Refer to our k8s installation guide for more details.

pwurbs commented 3 years ago

I could now successfully deploy Sysbox at a Rancher managed (RKE) cluster node using the K8S manifest files. I used Ubuntu 20.04-latest, Docker 20.x and Kubernetes v1.20.10 The testing pod according to https://github.com/nestybox/sysbox/blob/master/docs/user-guide/install-k8s.md#pod-deployment could be successfully deployed (without any privileged mode). Within that container I could successfully pull and start a nginx container. So far everything is fine, thank you.

Then I started successfully a pod with docker:dind image (docker:19.03.15-dind-alpine3.13) Trying "docker pull nginx" in this container results in this error: failed to register layer: Error processing tar file(exit status 1): replaceDirWithOverlayOpaque("/docker-entrypoint.d") failed: createDirWithOverlayOpaque("/rdwoo655593762") failed: failed to rmdir /rdwoo655593762/m/d: remove /rdwoo655593762/m/d: operation not permitted

This is the Docker version info from within the container:

Server: Docker Engine - Community
 Engine:
  Version:          19.03.15
  API version:      1.40 (minimum version 1.12)
  Go version:       go1.13.15
  Git commit:       99e3ed8
  Built:            Sat Jan 30 03:18:13 2021
  OS/Arch:          linux/amd64
  Experimental:     false
 containerd:
  Version:          v1.3.9
  GitCommit:        ea765aba0d05254012b0b9e595e995c09186427f
 runc:
  Version:          1.0.0-rc10
  GitCommit:        dc9208a3303feef5b3839f4323d9beb36df0a9dd
 docker-init:
  Version:          0.18.0
  GitCommit:        fec3683

These versions are a bit different from your ubuntu-bionic-systemd-docker image. I am not sure, if this issue is K8S / RKE related. I only wanted to let you know...
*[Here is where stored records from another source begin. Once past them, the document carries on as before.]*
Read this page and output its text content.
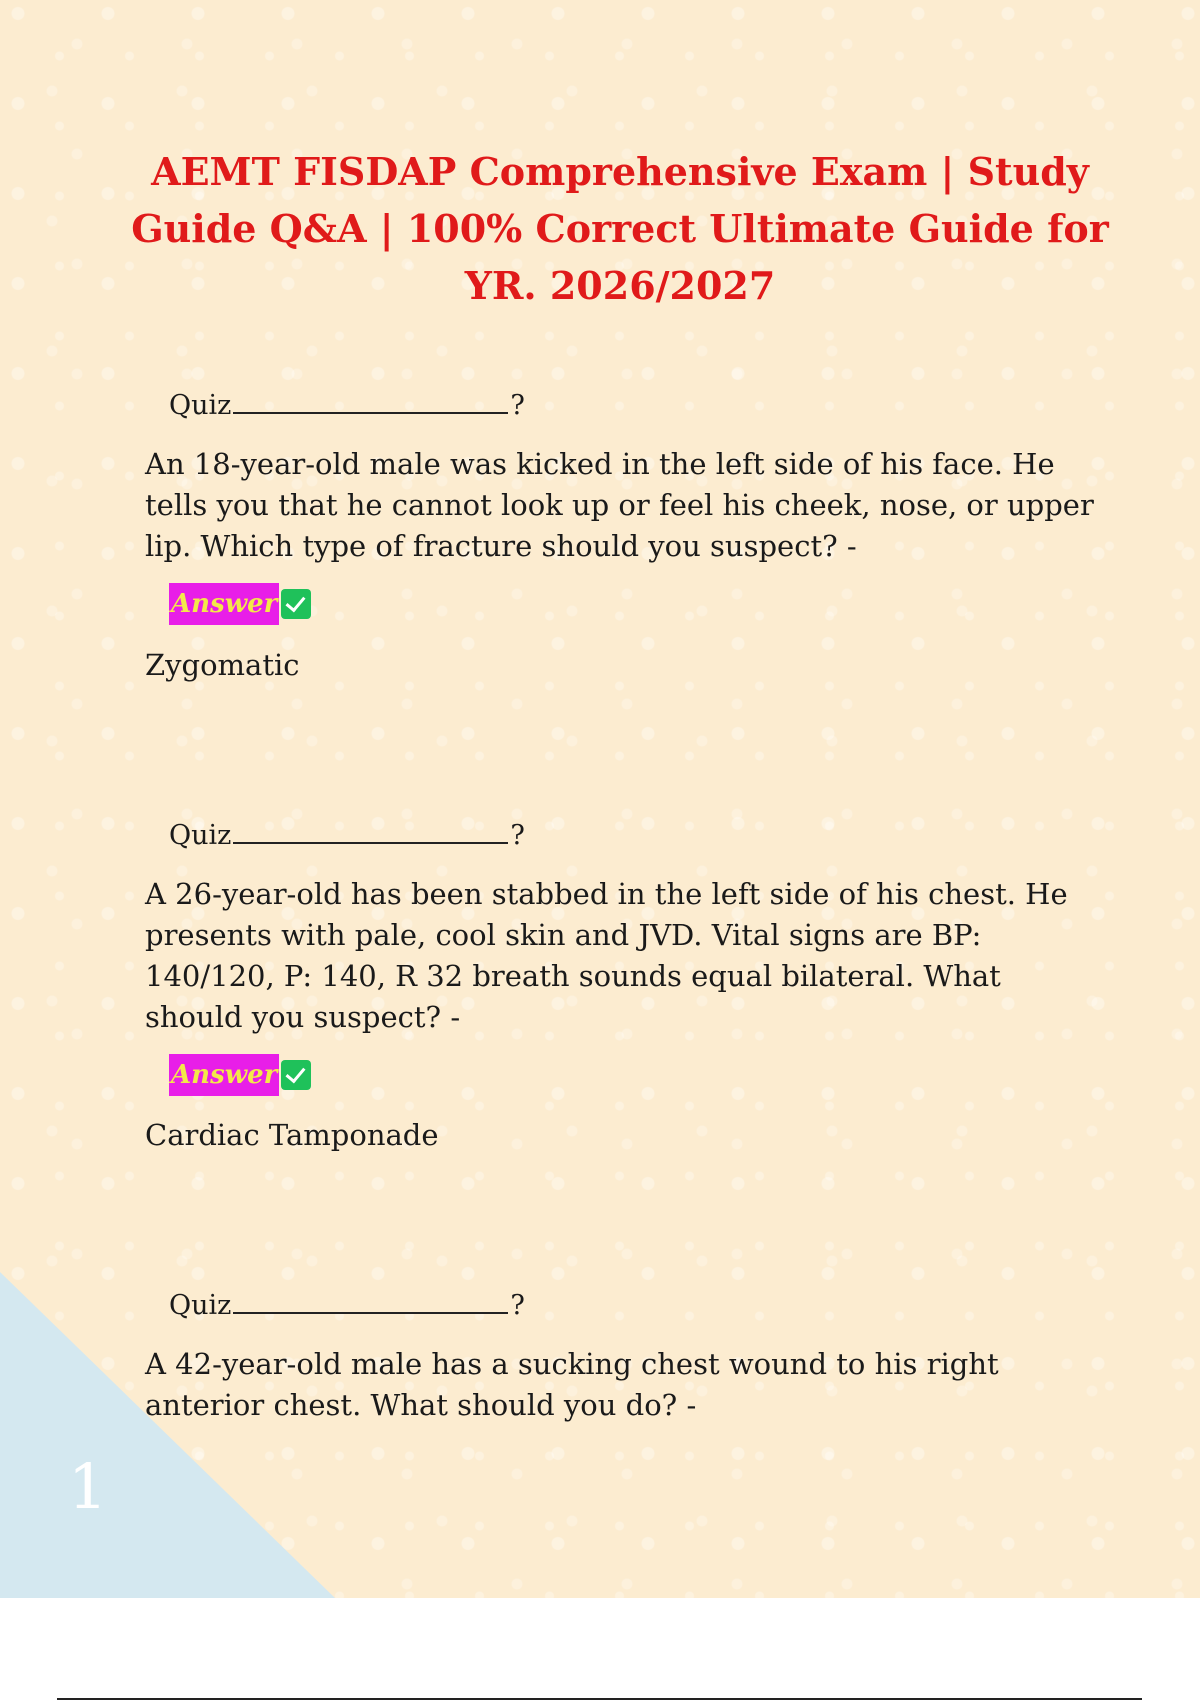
AEMT FISDAP Comprehensive Exam | Study Guide Q&A | 100% Correct Ultimate Guide for YR. 2026/2027
Quiz	?

An 18-year-old male was kicked in the left side of his face. He tells you that he cannot look up or feel his cheek, nose, or upper lip. Which type of fracture should you suspect? -

Answer

Zygomatic

Quiz	?

A 26-year-old has been stabbed in the left side of his chest. He presents with pale, cool skin and JVD. Vital signs are BP: 140/120, P: 140, R 32 breath sounds equal bilateral. What should you suspect? -

Answer

Cardiac Tamponade

Quiz	?

A 42-year-old male has a sucking chest wound to his right anterior chest. What should you do? -

1
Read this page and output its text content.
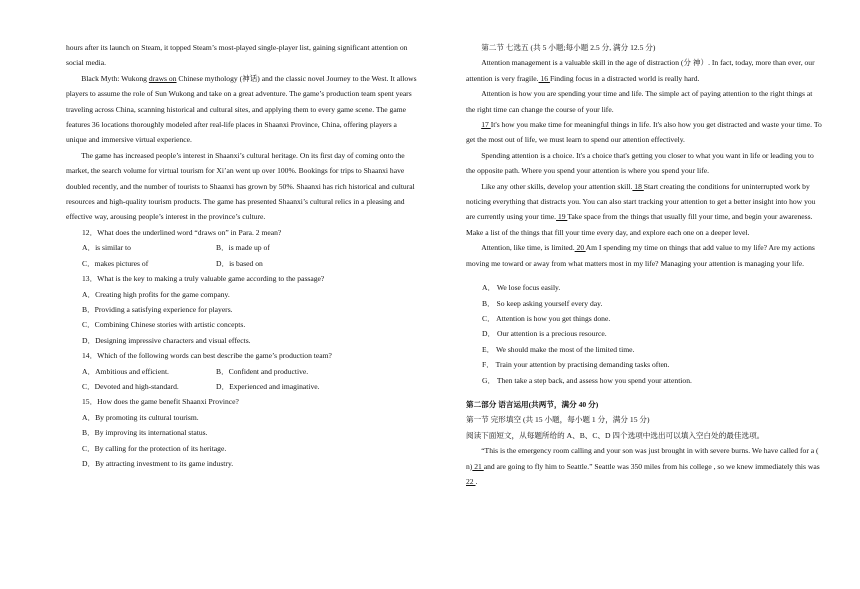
hours after its launch on Steam, it topped Steam’s most-played single-player list, gaining significant attention on social media.

Black Myth: Wukong draws on Chinese mythology (神话) and the classic novel Journey to the West. It allows players to assume the role of Sun Wukong and take on a great adventure. The game’s production team spent years traveling across China, scanning historical and cultural sites, and applying them to every game scene. The game features 36 locations thoroughly modeled after real-life places in Shaanxi Province, China, offering players a unique and immersive virtual experience.

The game has increased people’s interest in Shaanxi’s cultural heritage. On its first day of coming onto the market, the search volume for virtual tourism for Xi’an went up over 100%. Bookings for trips to Shaanxi have doubled recently, and the number of tourists to Shaanxi has grown by 50%. Shaanxi has rich historical and cultural resources and high-quality tourism products. The game has presented Shaanxi’s cultural relics in a pleasing and effective way, arousing people’s interest in the province’s culture.

12．What does the underlined word “draws on” in Para. 2 mean?

A．is similar to	B．is made up of
C．makes pictures of	D．is based on

13．What is the key to making a truly valuable game according to the passage?

A．Creating high profits for the game company.

B．Providing a satisfying experience for players.

C．Combining Chinese stories with artistic concepts.

D．Designing impressive characters and visual effects.

14．Which of the following words can best describe the game’s production team?

A．Ambitious and efficient.	B．Confident and productive.
C．Devoted and high-standard.	D．Experienced and imaginative.

15．How does the game benefit Shaanxi Province?

A．By promoting its cultural tourism.

B．By improving its international status.

C．By calling for the protection of its heritage.

D．By attracting investment to its game industry.

第二节 七选五 (共 5 小题;每小题 2.5 分, 满分 12.5 分)

Attention management is a valuable skill in the age of distraction (分 神）. In fact, today, more than ever, our attention is very fragile. 16 Finding focus in a distracted world is really hard.

Attention is how you are spending your time and life. The simple act of paying attention to the right things at the right time can change the course of your life.

17 It's how you make time for meaningful things in life. It's also how you get distracted and waste your time. To get the most out of life, we must learn to spend our attention effectively.

Spending attention is a choice. It's a choice that's getting you closer to what you want in life or leading you to the opposite path. Where you spend your attention is where you spend your life.

Like any other skills, develop your attention skill. 18 Start creating the conditions for uninterrupted work by noticing everything that distracts you. You can also start tracking your attention to get a better insight into how you are currently using your time. 19 Take space from the things that usually fill your time, and begin your awareness. Make a list of the things that fill your time every day, and explore each one on a deeper level.

Attention, like time, is limited. 20 Am I spending my time on things that add value to my life? Are my actions moving me toward or away from what matters most in my life? Managing your attention is managing your life.

A． We lose focus easily.

B． So keep asking yourself every day.

C． Attention is how you get things done.

D． Our attention is a precious resource.

E． We should make the most of the limited time.

F． Train your attention by practising demanding tasks often.

G． Then take a step back, and assess how you spend your attention.

第二部分 语言运用(共两节，满分 40 分)

第一节 完形填空 (共 15 小题，每小题 1 分，满分 15 分)

阅读下面短文，从每题所给的 A、B、C、D 四个选项中选出可以填入空白处的最佳选项。

“This is the emergency room calling and your son was just brought in with severe burns. We have called for a ( n) 21 and are going to fly him to Seattle.” Seattle was 350 miles from his college , so we knew immediately this was 22 .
ctalledo commented 3 years ago

Hi @pwurbs,

Glad you were able to install Sysbox on your RKE nodes (great work by @rodnymolina to enable this).

Regarding the latest problem you reported:

failed to register layer: Error processing tar file(exit status 1): replaceDirWithOverlayOpaque("/docker-entrypoint.d") failed: createDirWithOverlayOpaque("/rdwoo655593762") failed: failed to rmdir /rdwoo655593762/m/d: remove /rdwoo655593762/m/d: operation not permitted

This looks very similar to issue #254, where the problem showed up when the inner Docker uses slightly older versions.

However, in that issue we reported that the problem occurs when the inner Docker has version < 19.03, but in your case the inner Docker has version 19.03.

Could you retry with a docker dind image using Docker 20+ please?

I am not sure, if this issue is K8S / RKE related. I only wanted to let you know...

I don't believe so. Thus, it makes sense for us to move this discussion to issue #254. I'll copy your prior comment and this current one to that issue, so we can continue the discussion there. I'll close this one.